Les enfants et les vieux avaient commencé à arriver et se rassemblaient dans la cour. Brianne et Mairy les avaient déjà mis au travail, les chargeant de rapporter tous les outils qu’ils trouveraient. Mairy surveillait les enfants, mais son regard paraissait vide. Il n’avait pas été facile de la convaincre de laisser les deux siens à la Maison Sainte, mais la raison l’avait finalement emporté. Leur père était resté avec eux et, si les choses se passaient mal, les autres enfants auraient besoin de leur mère.

Elona sortit de la maison en trombe lorsqu’ils arrivèrent.

— C’est ton idée ? demanda-t-elle. Transformer ma maison en étable ?

Leesha passa devant elle, l’Homme-rune à ses côtés. Elona n’eut d’autre choix que de les suivre lorsqu’ils entrèrent dans la maison.

— Oui, mère, répondit-elle finalement. C’était mon idée. Nous n’avons peut-être pas de place pour tout le monde, mais les enfants et les vieux qui ont évité la maladie jusqu’à présent seront en sécurité ici, quoi qu’il se passe par ailleurs.

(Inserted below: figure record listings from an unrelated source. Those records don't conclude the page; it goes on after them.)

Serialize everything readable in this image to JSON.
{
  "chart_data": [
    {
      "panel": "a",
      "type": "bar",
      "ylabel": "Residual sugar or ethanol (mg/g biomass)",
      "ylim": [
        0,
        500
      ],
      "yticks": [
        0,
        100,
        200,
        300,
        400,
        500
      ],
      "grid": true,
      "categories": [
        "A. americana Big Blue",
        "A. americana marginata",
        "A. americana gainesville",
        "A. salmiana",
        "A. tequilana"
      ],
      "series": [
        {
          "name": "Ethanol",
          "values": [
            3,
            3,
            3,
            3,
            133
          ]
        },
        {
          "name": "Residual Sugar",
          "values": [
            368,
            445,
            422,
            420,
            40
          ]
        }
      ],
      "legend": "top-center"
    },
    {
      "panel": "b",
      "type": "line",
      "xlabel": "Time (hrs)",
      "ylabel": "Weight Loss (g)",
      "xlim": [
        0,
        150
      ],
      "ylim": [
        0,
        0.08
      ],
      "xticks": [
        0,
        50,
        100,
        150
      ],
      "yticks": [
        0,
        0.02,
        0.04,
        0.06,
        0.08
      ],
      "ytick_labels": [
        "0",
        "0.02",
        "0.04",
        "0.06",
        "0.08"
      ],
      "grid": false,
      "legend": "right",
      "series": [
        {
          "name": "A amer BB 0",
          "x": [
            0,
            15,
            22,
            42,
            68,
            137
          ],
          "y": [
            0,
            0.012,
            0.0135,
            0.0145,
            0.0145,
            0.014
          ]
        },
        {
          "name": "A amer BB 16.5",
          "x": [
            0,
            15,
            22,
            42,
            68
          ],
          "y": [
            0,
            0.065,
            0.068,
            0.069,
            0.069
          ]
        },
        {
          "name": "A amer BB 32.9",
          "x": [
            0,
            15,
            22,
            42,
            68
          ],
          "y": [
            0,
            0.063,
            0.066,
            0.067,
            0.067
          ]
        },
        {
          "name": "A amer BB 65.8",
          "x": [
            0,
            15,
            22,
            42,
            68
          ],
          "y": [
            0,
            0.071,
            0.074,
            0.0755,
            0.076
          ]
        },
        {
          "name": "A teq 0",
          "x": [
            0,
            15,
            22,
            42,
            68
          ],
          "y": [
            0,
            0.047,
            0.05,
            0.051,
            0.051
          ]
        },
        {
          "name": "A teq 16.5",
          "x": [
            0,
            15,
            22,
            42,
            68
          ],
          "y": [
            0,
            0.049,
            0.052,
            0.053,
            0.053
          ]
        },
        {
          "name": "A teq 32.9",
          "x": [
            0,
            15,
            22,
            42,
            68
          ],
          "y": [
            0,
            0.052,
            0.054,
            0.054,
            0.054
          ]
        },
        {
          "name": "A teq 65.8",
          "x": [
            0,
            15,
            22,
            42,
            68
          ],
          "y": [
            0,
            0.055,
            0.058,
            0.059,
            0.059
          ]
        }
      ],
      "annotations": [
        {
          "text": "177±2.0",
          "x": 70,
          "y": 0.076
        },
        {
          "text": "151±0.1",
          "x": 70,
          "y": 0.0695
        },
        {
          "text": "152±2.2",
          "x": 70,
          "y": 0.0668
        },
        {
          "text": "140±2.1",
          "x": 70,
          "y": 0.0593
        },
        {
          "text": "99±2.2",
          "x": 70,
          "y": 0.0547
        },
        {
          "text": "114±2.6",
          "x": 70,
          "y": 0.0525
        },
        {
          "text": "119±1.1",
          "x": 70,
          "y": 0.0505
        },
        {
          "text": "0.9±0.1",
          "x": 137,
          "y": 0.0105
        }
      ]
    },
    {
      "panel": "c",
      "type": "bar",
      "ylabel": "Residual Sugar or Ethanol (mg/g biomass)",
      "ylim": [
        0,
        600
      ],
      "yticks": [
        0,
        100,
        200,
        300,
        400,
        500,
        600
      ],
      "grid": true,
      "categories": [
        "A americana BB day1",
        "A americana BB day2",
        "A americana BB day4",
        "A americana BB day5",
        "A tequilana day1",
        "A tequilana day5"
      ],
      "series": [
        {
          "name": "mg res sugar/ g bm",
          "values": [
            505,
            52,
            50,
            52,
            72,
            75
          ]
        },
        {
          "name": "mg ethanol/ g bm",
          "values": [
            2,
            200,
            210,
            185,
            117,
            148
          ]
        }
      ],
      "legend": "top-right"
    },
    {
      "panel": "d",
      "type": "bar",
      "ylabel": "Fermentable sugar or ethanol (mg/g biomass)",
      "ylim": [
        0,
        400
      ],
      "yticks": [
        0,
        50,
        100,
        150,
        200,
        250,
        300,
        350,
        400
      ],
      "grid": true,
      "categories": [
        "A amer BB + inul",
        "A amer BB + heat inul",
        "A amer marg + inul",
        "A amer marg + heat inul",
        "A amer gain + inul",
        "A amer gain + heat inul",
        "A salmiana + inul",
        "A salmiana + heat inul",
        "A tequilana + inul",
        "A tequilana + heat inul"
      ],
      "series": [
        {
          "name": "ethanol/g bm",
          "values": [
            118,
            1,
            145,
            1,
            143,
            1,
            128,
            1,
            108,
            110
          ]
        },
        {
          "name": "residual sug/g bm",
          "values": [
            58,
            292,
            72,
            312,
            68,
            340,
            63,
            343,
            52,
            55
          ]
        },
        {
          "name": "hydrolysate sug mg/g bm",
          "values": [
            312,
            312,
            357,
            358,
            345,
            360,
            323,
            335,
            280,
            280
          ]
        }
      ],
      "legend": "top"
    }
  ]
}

— Je ne le permettrai pas ! aboya Elona.

— Tu n’as pas le choix, s’écria Leesha en se tournant vers elle. Tu avais raison, tout à l’heure : nous avons les seules runes solides de la ville, alors soit tu restes ici et tu supportes une maison bondée, soit tu pars et tu vas te battre avec les autres. Mais par le Créateur, les jeunes et les vieux resteront derrière les runes de papa ce soir.

Elona lui jeta un regard noir.

— Tu ne me parlerais pas ainsi si ton père n’était pas malade.

— S’il ne l’était pas, il les aurait invités de lui-même, dit Leesha sans reculer d’un pouce.

Elle reporta son attention sur l’Homme-rune.

— L’atelier de papier est derrière ces portes, lui dit-elle en les désignant. Tu y auras de la place pour travailler et les outils de protection de mon père. Les enfants rassemblent toutes les armes qu’ils trouvent en ville et ils vont te les apporter.

L’Homme-rune hocha la tête et disparut dans l’atelier sans dire un mot.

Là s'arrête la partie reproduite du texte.